Dentro de unos meses se acabará el 19, y el que le sustituya será un año redundante. Veinte, veinte. Tal vez por ello me he agarrado al salvavidas del 19 con este diario como quien sabe que no va a acudir nadie a rescatarle, pero cada segundo que se mantenga a flote será un segundo de vida. No es que el 20 traiga malos augurios. En absoluto. Incluso puede que sea un buen año. Para ser mejor que este no necesitará gran cosa. Pero tendrá algo en su contra. Será, digámoslo así, la mayoría de edad simbólica del nuevo siglo. Del XXI. Y le tocará vivirlo a alguien cuya mayor parte de la vida ha transcurrido en otro, el que empezaba por 19.
Acabo de comprar en el mercado dominical de San Antonio un libro publicado en 1914. La cubierta de cartoné con el dibujo de unas flores grabado en bajorrelieve. Un sol irradia rayos amarillos salvando dos recuadros para el nombre del autor y el título, ambos en tipografía Art Nouveau. Un libro modernista. En 1914 el Modernismo estaba en decadencia y por todas partes se apuntaban ya una nueva estética y una tipografía lineal. Es decir, el libro estaba impreso para que lo comprara alguien que hace un siglo tuviera la misma edad que tengo ahora yo. He leído a muchos autores de aquel momento cuyo tema principal era la nostalgia del fin de siglo frente a las desarregladas, violentas y furibundas innovaciones artísticas y sociales del nuevo siglo, el XX. Al leerlos entonces nunca se me había ocurrido pensar que no iba a tardar en encontrarme en las mismas circunstancias. Solo me faltaba esperar a que se acabara mi siglo y empezara el siguiente.
Y ahora, aquellos viejos poemas con nostalgias de los bailes sinfónicos, de las gardenias en el ojal y de los modales decimonónicos en la época del mono de obrero futurista, del exabrupto y de Picasso son los que podría yo emular acordándome de mi máquina de escribir, mi tocadiscos, mis cuadernos de notas y, pronto, mis libros de papel.

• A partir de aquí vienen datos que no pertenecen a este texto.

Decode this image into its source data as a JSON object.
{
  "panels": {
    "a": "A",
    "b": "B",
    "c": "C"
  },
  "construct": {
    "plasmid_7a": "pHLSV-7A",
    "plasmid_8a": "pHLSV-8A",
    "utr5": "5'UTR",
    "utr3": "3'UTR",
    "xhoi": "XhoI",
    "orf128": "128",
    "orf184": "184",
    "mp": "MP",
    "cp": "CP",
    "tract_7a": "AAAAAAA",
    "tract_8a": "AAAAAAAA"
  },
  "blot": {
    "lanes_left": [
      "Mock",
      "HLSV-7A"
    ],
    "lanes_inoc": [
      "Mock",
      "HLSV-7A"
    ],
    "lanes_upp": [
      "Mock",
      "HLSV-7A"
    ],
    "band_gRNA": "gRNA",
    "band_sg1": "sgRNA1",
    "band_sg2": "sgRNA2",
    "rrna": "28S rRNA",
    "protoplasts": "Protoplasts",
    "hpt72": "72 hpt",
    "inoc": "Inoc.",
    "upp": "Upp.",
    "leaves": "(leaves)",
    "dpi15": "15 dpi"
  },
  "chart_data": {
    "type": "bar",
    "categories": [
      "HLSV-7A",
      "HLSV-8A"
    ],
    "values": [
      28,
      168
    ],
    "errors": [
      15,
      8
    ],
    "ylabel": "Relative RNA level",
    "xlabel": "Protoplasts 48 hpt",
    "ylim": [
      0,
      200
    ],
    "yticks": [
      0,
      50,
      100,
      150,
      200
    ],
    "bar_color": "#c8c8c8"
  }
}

Se ríe el libro que he comprado esta mañana de los aficionados, a los que denomina con un galicismo de 1914 diletantes. Y explica lo que ocurre cuando se visita a uno de ellos: «Entráis en casa de aquel caballero, y vuestra vista se fija en un dibujo, en un cuadro donde los colores andan lamentablemente barajados, el sol parece un huevo estrellado, y las nubes espuma de cerveza en las paredes de un vaso». Punto y aparte. Sigue: «La señora os mostrará con mirada encantadora un álbum de poesías, y se detendrá complaciente en un almibarado soneto, en el que una pobre idea se mueve trabajosamente por entre los catorce versos, hasta que dando un último tropezón se lanza al abismo de la posteridad». Así escribía en 1887 el doctor Juan Muffone, italiano, en traducción de Miguel Domenge Mir, ingeniero.

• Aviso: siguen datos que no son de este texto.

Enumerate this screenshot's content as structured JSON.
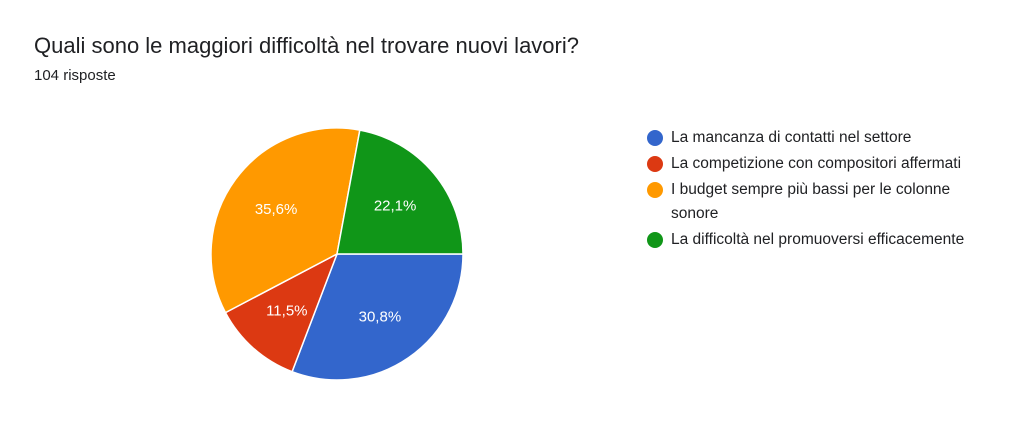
{
  "header": {
    "title": "Quali sono le maggiori difficoltà nel trovare nuovi lavori?",
    "subtitle": "104 risposte"
  },
  "chart_data": {
    "type": "pie",
    "title": "Quali sono le maggiori difficoltà nel trovare nuovi lavori?",
    "subtitle": "104 risposte",
    "legend_position": "right",
    "slices": [
      {
        "label": "La mancanza di contatti nel settore",
        "value": 30.8,
        "display": "30,8%",
        "color": "#3366cc"
      },
      {
        "label": "La competizione con compositori affermati",
        "value": 11.5,
        "display": "11,5%",
        "color": "#dc3912"
      },
      {
        "label": "I budget sempre più bassi per le colonne sonore",
        "value": 35.6,
        "display": "35,6%",
        "color": "#ff9900"
      },
      {
        "label": "La difficoltà nel promuoversi efficacemente",
        "value": 22.1,
        "display": "22,1%",
        "color": "#109618"
      }
    ]
  }
}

Quien me corrige cuanto escribo me está diciendo a la oreja que cambie «dibujo» por Facebook y «soneto» por Instagram y tendré lo mismo. Es decir, que mis impresiones no son más que espejismos. Y que borre las quinientas palabras que preceden a esta. Pero me niego a escucharle. Cuando leo estas frases escritas a finales del siglo XIX y traducidas a principios del siglo XX, entiendo lo que dicen como propio de mi mundo. Cuando vivo mi presente, me siento como un realquilado en casa de una familia numerosa.